Compute integral (1 to 2) dx/((x)*(x-m)) if m is a small positive number.

What happens as m-->0+

Compute integral (1 to 2) dx/((x^2)+n) if n is a small positive number.

What happens when n-->0+

From the look of it, these integrals will be equal as both both n and m approach 0...the problem is I don't know how to show this.....

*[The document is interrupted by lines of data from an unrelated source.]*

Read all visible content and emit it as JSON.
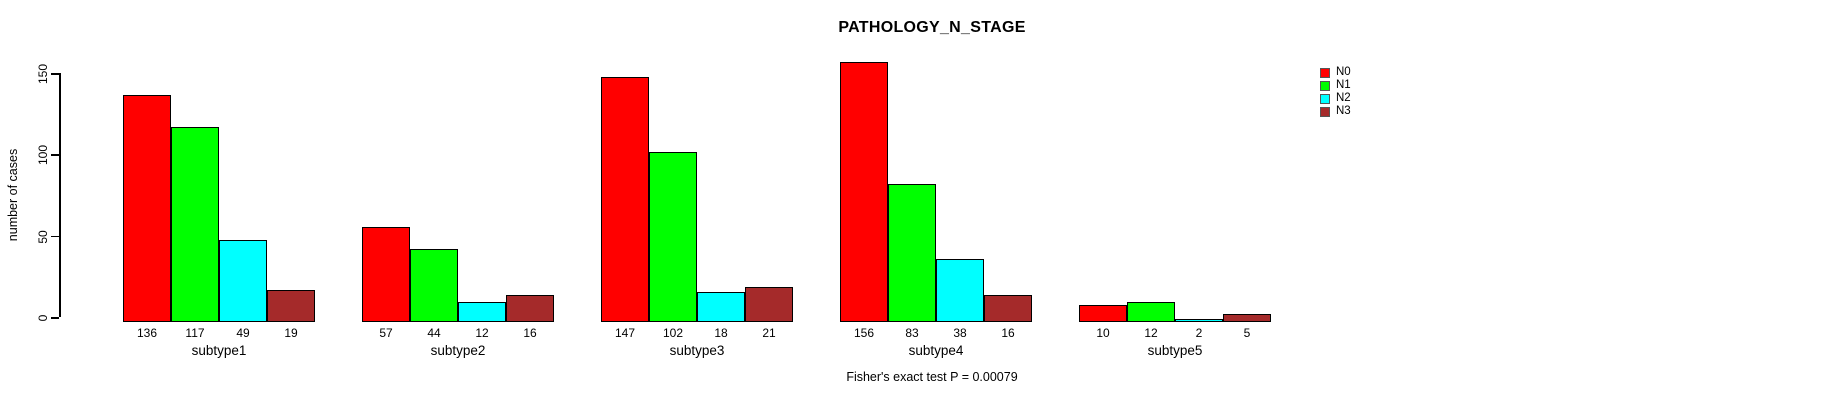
{
  "chart_data": {
    "type": "bar",
    "title": "PATHOLOGY_N_STAGE",
    "ylabel": "number of cases",
    "xlabel": "",
    "categories": [
      "subtype1",
      "subtype2",
      "subtype3",
      "subtype4",
      "subtype5"
    ],
    "series": [
      {
        "name": "N0",
        "color": "#FF0000",
        "values": [
          136,
          57,
          147,
          156,
          10
        ]
      },
      {
        "name": "N1",
        "color": "#00FF00",
        "values": [
          117,
          44,
          102,
          83,
          12
        ]
      },
      {
        "name": "N2",
        "color": "#00FFFF",
        "values": [
          49,
          12,
          18,
          38,
          2
        ]
      },
      {
        "name": "N3",
        "color": "#A52A2A",
        "values": [
          19,
          16,
          21,
          16,
          5
        ]
      }
    ],
    "bar_value_labels": [
      [
        "136",
        "117",
        "49",
        "19"
      ],
      [
        "57",
        "44",
        "12",
        "16"
      ],
      [
        "147",
        "102",
        "18",
        "21"
      ],
      [
        "156",
        "83",
        "38",
        "16"
      ],
      [
        "10",
        "12",
        "2",
        "5"
      ]
    ],
    "yticks": [
      0,
      50,
      100,
      150
    ],
    "ylim": [
      0,
      150
    ],
    "grid": false,
    "legend_position": "right",
    "legend_labels": [
      "N0",
      "N1",
      "N2",
      "N3"
    ],
    "annotation": "Fisher's exact test P = 0.00079"
  }
}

2. Originally Posted by zhupolongjoe
Compute integral (1 to 2) dx/((x)*(x-m)) if m is a small positive number.
$\int_1^2 \frac{dx}{x(x-m)}$
Use "partial fractions" to write $\frac{1}{x(x-m)}$ as $\frac{A}{x}+ \frac{B}{x- m}$. Then integrate (you will get logarithms).

What happens as m-->0+

Compute integral (1 to 2) dx/((x^2)+n) if n is a small positive number.
$\int_1^2 \frac{dx}{x^2+ n}$
Now that looks like an "arctan" problem to me. $\int \frac{dx}{x^2+ 1}= arctan(x)+ C$. If you let $\sqrt{n}u= x$ then $x^2+ n= nu^2+n= n(u^2+ 1)$. Of course, $dx= \sqrt{n} du$. When x= 1, u= $1/\sqrt{n}$ and when x= 2, u= $2/\sqrt{n}$ so your integral becomes [tex]\int_{1/\sqrt{n}}^{2/\sqrt{n}}\frac{\sqrt{n}du}{nu^2+ n}= 1/\sqrt{n}int_{1/\sqrt{n}}^{2/\sqrt{n}}\frac{du}{u^2+ 1}

What happens when n-->0+

From the look of it, these integrals will be equal as both both n and m approach 0...the problem is I don't know how to show this.....